All is not lost, however. The following are a few 11th-our tips to reduce your 2015 taxes:

  • Fund an IRA by April 18: While it is too late to make extra deposits into your 401(k), it’s not too late to invest into individual retirement accounts. Contributing to a traditional IRA is a tax-smart way to reduce your current year tax liability and increase your long-term retirement savings. You have two IRA options: traditional IRAs and Roth IRAs. Traditional IRAs allow for current tax deductions if certain income requirements are met. Additionally, traditional IRA earnings are tax-deferred up until the point of withdrawal. The maximum yearly contribution amount per person is $5,500 for taxpayers under 50, and $6,500 per person over 50.

On the other hand, Roth IRA contributions are funded with post-tax dollars; so there is no tax deduction. However, earnings grow tax-free and qualified withdrawals are also tax-free. The maximum annual contribution limitations are the same for both traditional and Roth IRAs.

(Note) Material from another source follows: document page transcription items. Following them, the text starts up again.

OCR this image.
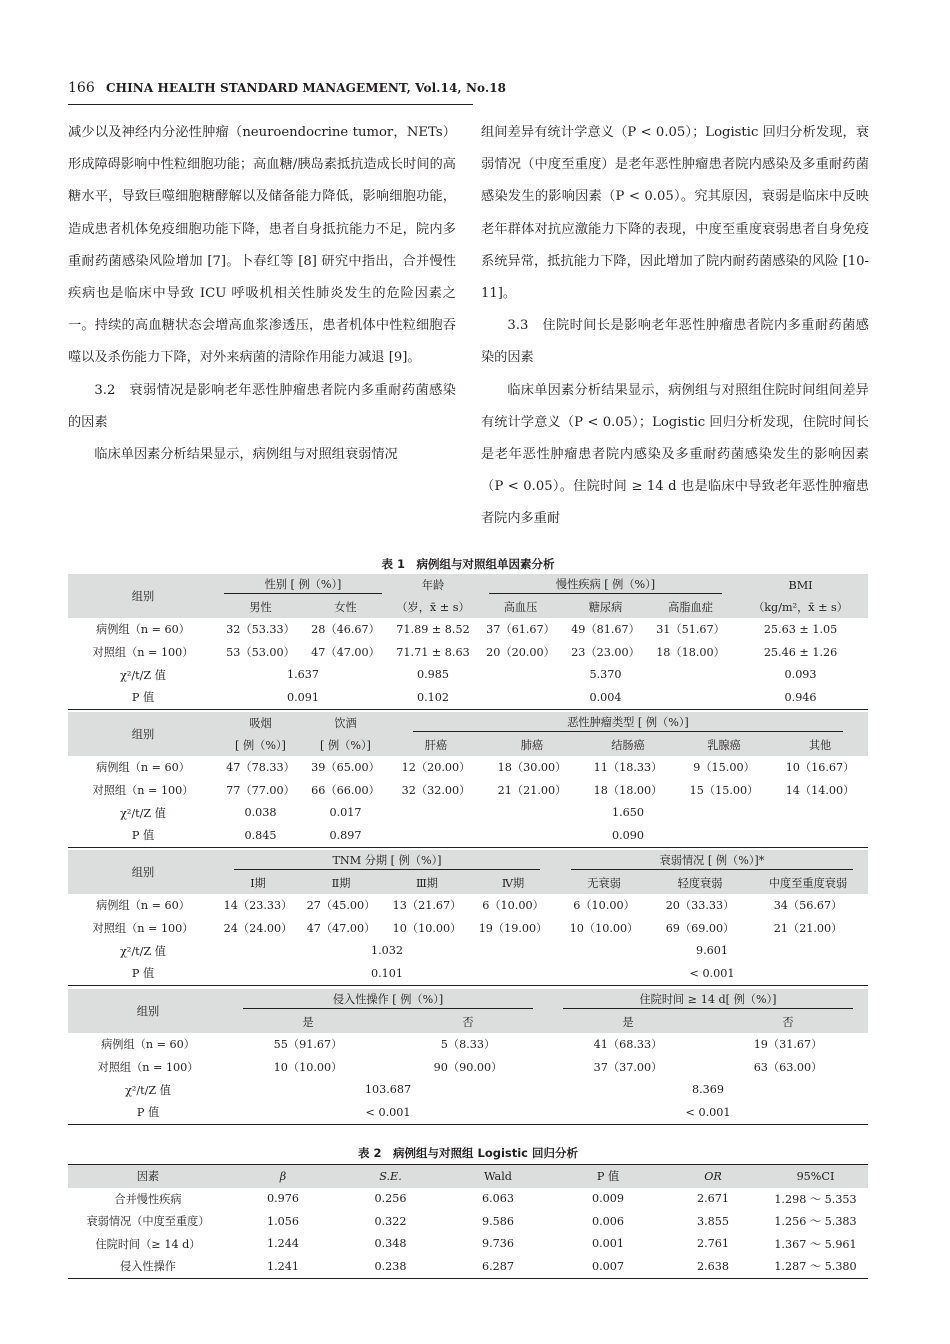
166 CHINA HEALTH STANDARD MANAGEMENT, Vol.14, No.18

减少以及神经内分泌性肿瘤（neuroendocrine tumor，NETs）形成障碍影响中性粒细胞功能；高血糖/胰岛素抵抗造成长时间的高糖水平，导致巨噬细胞糖酵解以及储备能力降低，影响细胞功能，造成患者机体免疫细胞功能下降，患者自身抵抗能力不足，院内多重耐药菌感染风险增加 [7]。卜春红等 [8] 研究中指出，合并慢性疾病也是临床中导致 ICU 呼吸机相关性肺炎发生的危险因素之一。持续的高血糖状态会增高血浆渗透压，患者机体中性粒细胞吞噬以及杀伤能力下降，对外来病菌的清除作用能力减退 [9]。

3.2　衰弱情况是影响老年恶性肿瘤患者院内多重耐药菌感染的因素

临床单因素分析结果显示，病例组与对照组衰弱情况

组间差异有统计学意义（P < 0.05）；Logistic 回归分析发现，衰弱情况（中度至重度）是老年恶性肿瘤患者院内感染及多重耐药菌感染发生的影响因素（P < 0.05）。究其原因，衰弱是临床中反映老年群体对抗应激能力下降的表现，中度至重度衰弱患者自身免疫系统异常，抵抗能力下降，因此增加了院内耐药菌感染的风险 [10-11]。

3.3　住院时间长是影响老年恶性肿瘤患者院内多重耐药菌感染的因素

临床单因素分析结果显示，病例组与对照组住院时间组间差异有统计学意义（P < 0.05）；Logistic 回归分析发现，住院时间长是老年恶性肿瘤患者院内感染及多重耐药菌感染发生的影响因素（P < 0.05）。住院时间 ≥ 14 d 也是临床中导致老年恶性肿瘤患者院内多重耐

表 1　病例组与对照组单因素分析
组别	性别 [ 例（%）]		年龄	慢性疾病 [ 例（%）]			BMI
	男性	女性	（岁，x̄ ± s）	高血压	糖尿病	高脂血症	（kg/m²，x̄ ± s）
病例组（n = 60）	32（53.33）	28（46.67）	71.89 ± 8.52	37（61.67）	49（81.67）	31（51.67）	25.63 ± 1.05
对照组（n = 100）	53（53.00）	47（47.00）	71.71 ± 8.63	20（20.00）	23（23.00）	18（18.00）	25.46 ± 1.26
χ²/t/Z 值	1.637		0.985	5.370			0.093
P 值	0.091		0.102	0.004			0.946
组别	吸烟	饮酒	恶性肿瘤类型 [ 例（%）]				
	[ 例（%）]	[ 例（%）]	肝癌	肺癌	结肠癌	乳腺癌	其他
病例组（n = 60）	47（78.33）	39（65.00）	12（20.00）	18（30.00）	11（18.33）	9（15.00）	10（16.67）
对照组（n = 100）	77（77.00）	66（66.00）	32（32.00）	21（21.00）	18（18.00）	15（15.00）	14（14.00）
χ²/t/Z 值	0.038	0.017	1.650				
P 值	0.845	0.897	0.090				
组别	TNM 分期 [ 例（%）]				衰弱情况 [ 例（%）]*		
	Ⅰ期	Ⅱ期	Ⅲ期	Ⅳ期	无衰弱	轻度衰弱	中度至重度衰弱
病例组（n = 60）	14（23.33）	27（45.00）	13（21.67）	6（10.00）	6（10.00）	20（33.33）	34（56.67）
对照组（n = 100）	24（24.00）	47（47.00）	10（10.00）	19（19.00）	10（10.00）	69（69.00）	21（21.00）
χ²/t/Z 值	1.032				9.601		
P 值	0.101				< 0.001		
组别	侵入性操作 [ 例（%）]		住院时间 ≥ 14 d[ 例（%）]	
	是	否	是	否
病例组（n = 60）	55（91.67）	5（8.33）	41（68.33）	19（31.67）
对照组（n = 100）	10（10.00）	90（90.00）	37（37.00）	63（63.00）
χ²/t/Z 值	103.687		8.369	
P 值	< 0.001		< 0.001	
表 2　病例组与对照组 Logistic 回归分析
因素	β	S.E.	Wald	P 值	OR	95%CI
合并慢性疾病	0.976	0.256	6.063	0.009	2.671	1.298 ～ 5.353
衰弱情况（中度至重度）	1.056	0.322	9.586	0.006	3.855	1.256 ～ 5.383
住院时间（≥ 14 d）	1.244	0.348	9.736	0.001	2.761	1.367 ～ 5.961
侵入性操作	1.241	0.238	6.287	0.007	2.638	1.287 ～ 5.380
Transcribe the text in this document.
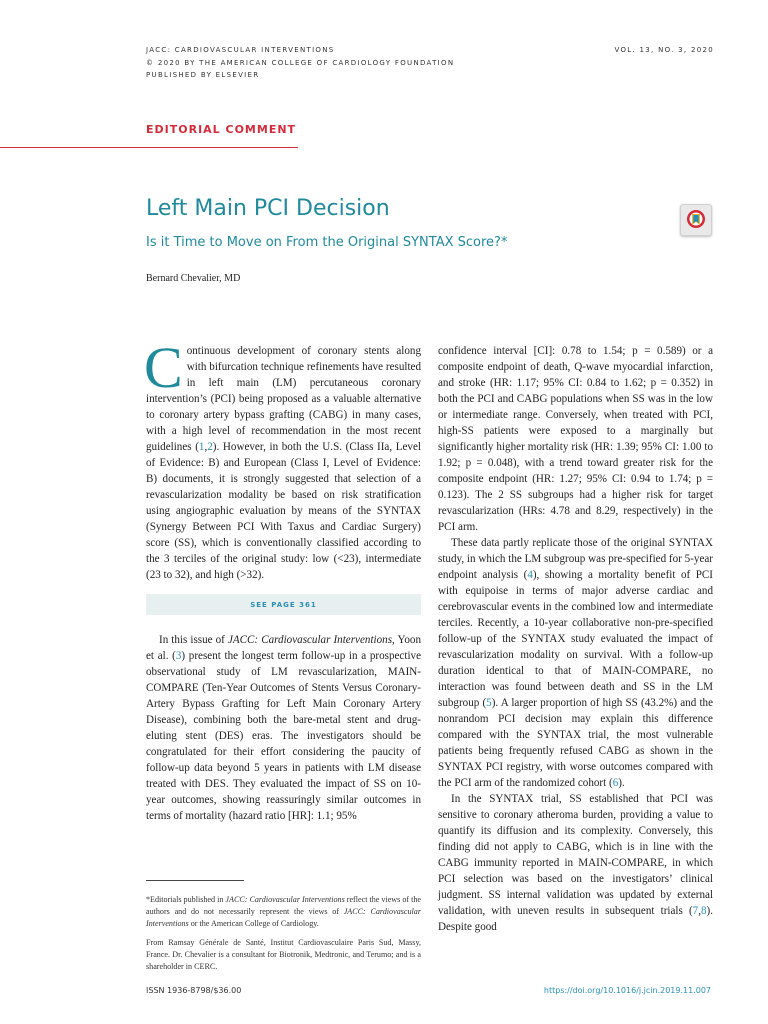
JACC: CARDIOVASCULAR INTERVENTIONS
© 2020 BY THE AMERICAN COLLEGE OF CARDIOLOGY FOUNDATION
PUBLISHED BY ELSEVIER
VOL. 13, NO. 3, 2020
EDITORIAL COMMENT
Left Main PCI Decision
Is it Time to Move on From the Original SYNTAX Score?*
Bernard Chevalier, MD

Continuous development of coronary stents along with bifurcation technique refinements have resulted in left main (LM) percutaneous coronary intervention’s (PCI) being proposed as a valuable alternative to coronary artery bypass grafting (CABG) in many cases, with a high level of recommendation in the most recent guidelines (1,2). However, in both the U.S. (Class IIa, Level of Evidence: B) and European (Class I, Level of Evidence: B) documents, it is strongly suggested that selection of a revascularization modality be based on risk stratification using angiographic evaluation by means of the SYNTAX (Synergy Between PCI With Taxus and Cardiac Surgery) score (SS), which is conventionally classified according to the 3 terciles of the original study: low (<23), intermediate (23 to 32), and high (>32).

SEE PAGE 361

In this issue of JACC: Cardiovascular Interventions, Yoon et al. (3) present the longest term follow-up in a prospective observational study of LM revascularization, MAIN-COMPARE (Ten-Year Outcomes of Stents Versus Coronary-Artery Bypass Grafting for Left Main Coronary Artery Disease), combining both the bare-metal stent and drug-eluting stent (DES) eras. The investigators should be congratulated for their effort considering the paucity of follow-up data beyond 5 years in patients with LM disease treated with DES. They evaluated the impact of SS on 10-year outcomes, showing reassuringly similar outcomes in terms of mortality (hazard ratio [HR]: 1.1; 95%

confidence interval [CI]: 0.78 to 1.54; p = 0.589) or a composite endpoint of death, Q-wave myocardial infarction, and stroke (HR: 1.17; 95% CI: 0.84 to 1.62; p = 0.352) in both the PCI and CABG populations when SS was in the low or intermediate range. Conversely, when treated with PCI, high-SS patients were exposed to a marginally but significantly higher mortality risk (HR: 1.39; 95% CI: 1.00 to 1.92; p = 0.048), with a trend toward greater risk for the composite endpoint (HR: 1.27; 95% CI: 0.94 to 1.74; p = 0.123). The 2 SS subgroups had a higher risk for target revascularization (HRs: 4.78 and 8.29, respectively) in the PCI arm.

These data partly replicate those of the original SYNTAX study, in which the LM subgroup was pre-specified for 5-year endpoint analysis (4), showing a mortality benefit of PCI with equipoise in terms of major adverse cardiac and cerebrovascular events in the combined low and intermediate terciles. Recently, a 10-year collaborative non-pre-specified follow-up of the SYNTAX study evaluated the impact of revascularization modality on survival. With a follow-up duration identical to that of MAIN-COMPARE, no interaction was found between death and SS in the LM subgroup (5). A larger proportion of high SS (43.2%) and the nonrandom PCI decision may explain this difference compared with the SYNTAX trial, the most vulnerable patients being frequently refused CABG as shown in the SYNTAX PCI registry, with worse outcomes compared with the PCI arm of the randomized cohort (6).

In the SYNTAX trial, SS established that PCI was sensitive to coronary atheroma burden, providing a value to quantify its diffusion and its complexity. Conversely, this finding did not apply to CABG, which is in line with the CABG immunity reported in MAIN-COMPARE, in which PCI selection was based on the investigators’ clinical judgment. SS internal validation was updated by external validation, with uneven results in subsequent trials (7,8). Despite good

*Editorials published in JACC: Cardiovascular Interventions reflect the views of the authors and do not necessarily represent the views of JACC: Cardiovascular Interventions or the American College of Cardiology.

From Ramsay Générale de Santé, Institut Cardiovasculaire Paris Sud, Massy, France. Dr. Chevalier is a consultant for Biotronik, Medtronic, and Terumo; and is a shareholder in CERC.

ISSN 1936-8798/$36.00	https://doi.org/10.1016/j.jcin.2019.11.007
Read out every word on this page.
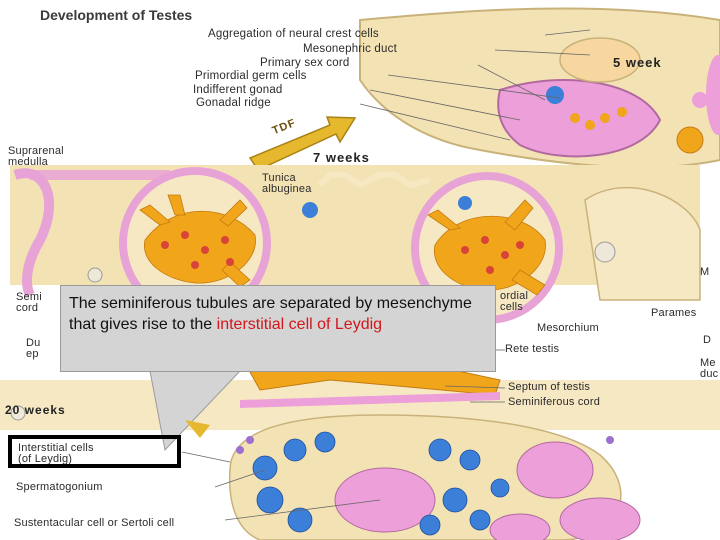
Development of Testes
Aggregation of neural crest cells
Mesonephric duct
Primary sex cord
Primordial germ cells
Indifferent gonad
Gonadal ridge
5 week
7 weeks
20 weeks
TDF
Suprarenal
medulla
Tunica
albuginea
Semi
cord
Du
ep
Interstitial cells
(of Leydig)
Spermatogonium
Sustentacular cell or Sertoli cell
ordial
cells
Mesorchium
Rete testis
Parames
Septum of testis
Seminiferous cord
M
D
Me
duc

The seminiferous tubules are separated by mesenchyme that gives rise to the interstitial cell of Leydig
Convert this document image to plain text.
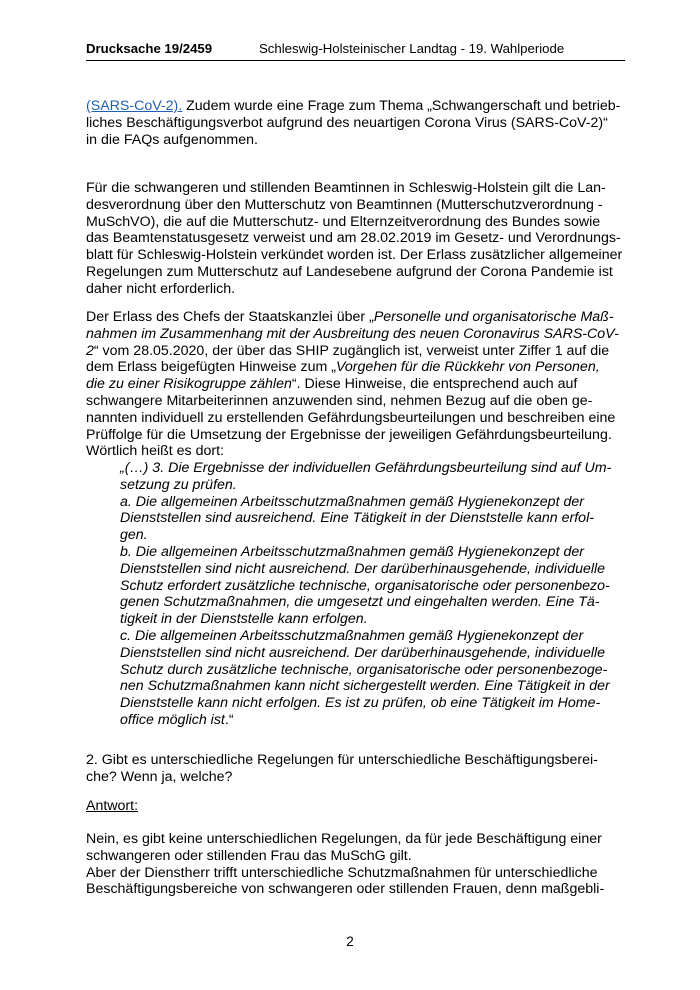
Drucksache 19/2459	Schleswig-Holsteinischer Landtag - 19. Wahlperiode
(SARS-CoV-2). Zudem wurde eine Frage zum Thema „Schwangerschaft und betrieb-
liches Beschäftigungsverbot aufgrund des neuartigen Corona Virus (SARS-CoV-2)“
in die FAQs aufgenommen.
Für die schwangeren und stillenden Beamtinnen in Schleswig-Holstein gilt die Lan-
desverordnung über den Mutterschutz von Beamtinnen (Mutterschutzverordnung -
MuSchVO), die auf die Mutterschutz- und Elternzeitverordnung des Bundes sowie
das Beamtenstatusgesetz verweist und am 28.02.2019 im Gesetz- und Verordnungs-
blatt für Schleswig-Holstein verkündet worden ist. Der Erlass zusätzlicher allgemeiner
Regelungen zum Mutterschutz auf Landesebene aufgrund der Corona Pandemie ist
daher nicht erforderlich.
Der Erlass des Chefs der Staatskanzlei über „Personelle und organisatorische Maß-
nahmen im Zusammenhang mit der Ausbreitung des neuen Coronavirus SARS-CoV-
2“ vom 28.05.2020, der über das SHIP zugänglich ist, verweist unter Ziffer 1 auf die
dem Erlass beigefügten Hinweise zum „Vorgehen für die Rückkehr von Personen,
die zu einer Risikogruppe zählen“. Diese Hinweise, die entsprechend auch auf
schwangere Mitarbeiterinnen anzuwenden sind, nehmen Bezug auf die oben ge-
nannten individuell zu erstellenden Gefährdungsbeurteilungen und beschreiben eine
Prüffolge für die Umsetzung der Ergebnisse der jeweiligen Gefährdungsbeurteilung.
Wörtlich heißt es dort:
„(…) 3. Die Ergebnisse der individuellen Gefährdungsbeurteilung sind auf Um-
setzung zu prüfen.
a. Die allgemeinen Arbeitsschutzmaßnahmen gemäß Hygienekonzept der
Dienststellen sind ausreichend. Eine Tätigkeit in der Dienststelle kann erfol-
gen.
b. Die allgemeinen Arbeitsschutzmaßnahmen gemäß Hygienekonzept der
Dienststellen sind nicht ausreichend. Der darüberhinausgehende, individuelle
Schutz erfordert zusätzliche technische, organisatorische oder personenbezo-
genen Schutzmaßnahmen, die umgesetzt und eingehalten werden. Eine Tä-
tigkeit in der Dienststelle kann erfolgen.
c. Die allgemeinen Arbeitsschutzmaßnahmen gemäß Hygienekonzept der
Dienststellen sind nicht ausreichend. Der darüberhinausgehende, individuelle
Schutz durch zusätzliche technische, organisatorische oder personenbezoge-
nen Schutzmaßnahmen kann nicht sichergestellt werden. Eine Tätigkeit in der
Dienststelle kann nicht erfolgen. Es ist zu prüfen, ob eine Tätigkeit im Home-
office möglich ist.“
2. Gibt es unterschiedliche Regelungen für unterschiedliche Beschäftigungsberei-
che? Wenn ja, welche?
Antwort:
Nein, es gibt keine unterschiedlichen Regelungen, da für jede Beschäftigung einer
schwangeren oder stillenden Frau das MuSchG gilt.
Aber der Dienstherr trifft unterschiedliche Schutzmaßnahmen für unterschiedliche
Beschäftigungsbereiche von schwangeren oder stillenden Frauen, denn maßgebli-
2
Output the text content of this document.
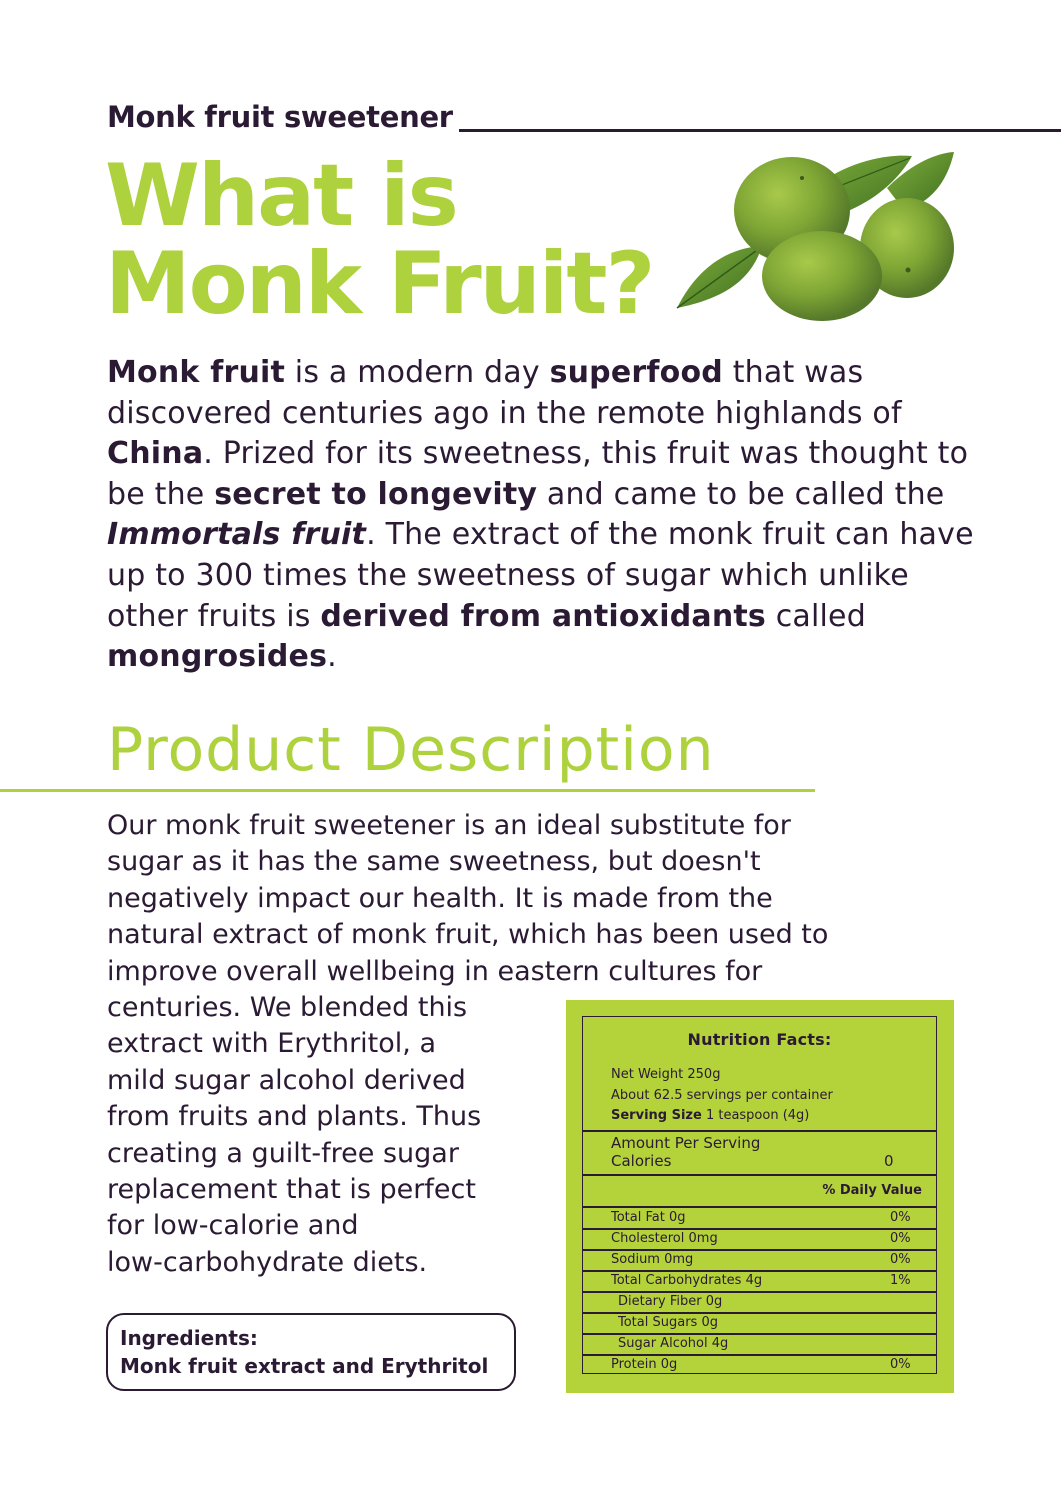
Monk fruit sweetener
What is
Monk Fruit?

Monk fruit is a modern day superfood that was discovered centuries ago in the remote highlands of China. Prized for its sweetness, this fruit was thought to be the secret to longevity and came to be called the Immortals fruit. The extract of the monk fruit can have up to 300 times the sweetness of sugar which unlike other fruits is derived from antioxidants called mongrosides.

Product Description
Our monk fruit sweetener is an ideal substitute for
sugar as it has the same sweetness, but doesn't
negatively impact our health. It is made from the
natural extract of monk fruit, which has been used to
improve overall wellbeing in eastern cultures for
centuries. We blended this
extract with Erythritol, a
mild sugar alcohol derived
from fruits and plants. Thus
creating a guilt-free sugar
replacement that is perfect
for low-calorie and
low-carbohydrate diets.
Ingredients:
Monk fruit extract and Erythritol
Nutrition Facts:
Net Weight 250g
About 62.5 servings per container
Serving Size 1 teaspoon (4g)
Amount Per Serving
Calories	0
% Daily Value
Total Fat 0g	0%
Cholesterol 0mg	0%
Sodium 0mg	0%
Total Carbohydrates 4g	1%
Dietary Fiber 0g
Total Sugars 0g
Sugar Alcohol 4g
Protein 0g	0%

  • Contribute to an HSA by April 18: Not many taxpayers generate enough medical expenses to get a tax deduction (That’s likely a good thing!). However, owners of Health Savings Accounts get a deduction for contributions made into an HSA. HSAs are used in conjunction with a high-deductible health plan and can be a tax-efficient way to save and pay for current and future qualified medical expenses. Employers and employees can contribute to an HSA and the balance is yours — it rolls over from year-to year.

HSAs feature three tax benefits: pre-tax or tax-deductible contributions; tax-free growth and earnings; and tax-free qualified withdrawals. This is a true tax trifecta! If you have a high-deductible plan, consider funding the maximum amount allowed by April 18. The 2015 maximum contribution amounts for taxpayers under 55 are $3,350 for individual plans and $6,650 for family plans. Add an extra $1,000 for each plan for taxpayers over 55.

There you have it. Now hurry up and talk to your tax advisor or financial advisor. You have less than three weeks to make this happen. Do what you still can to reduce your 2015 tax liability!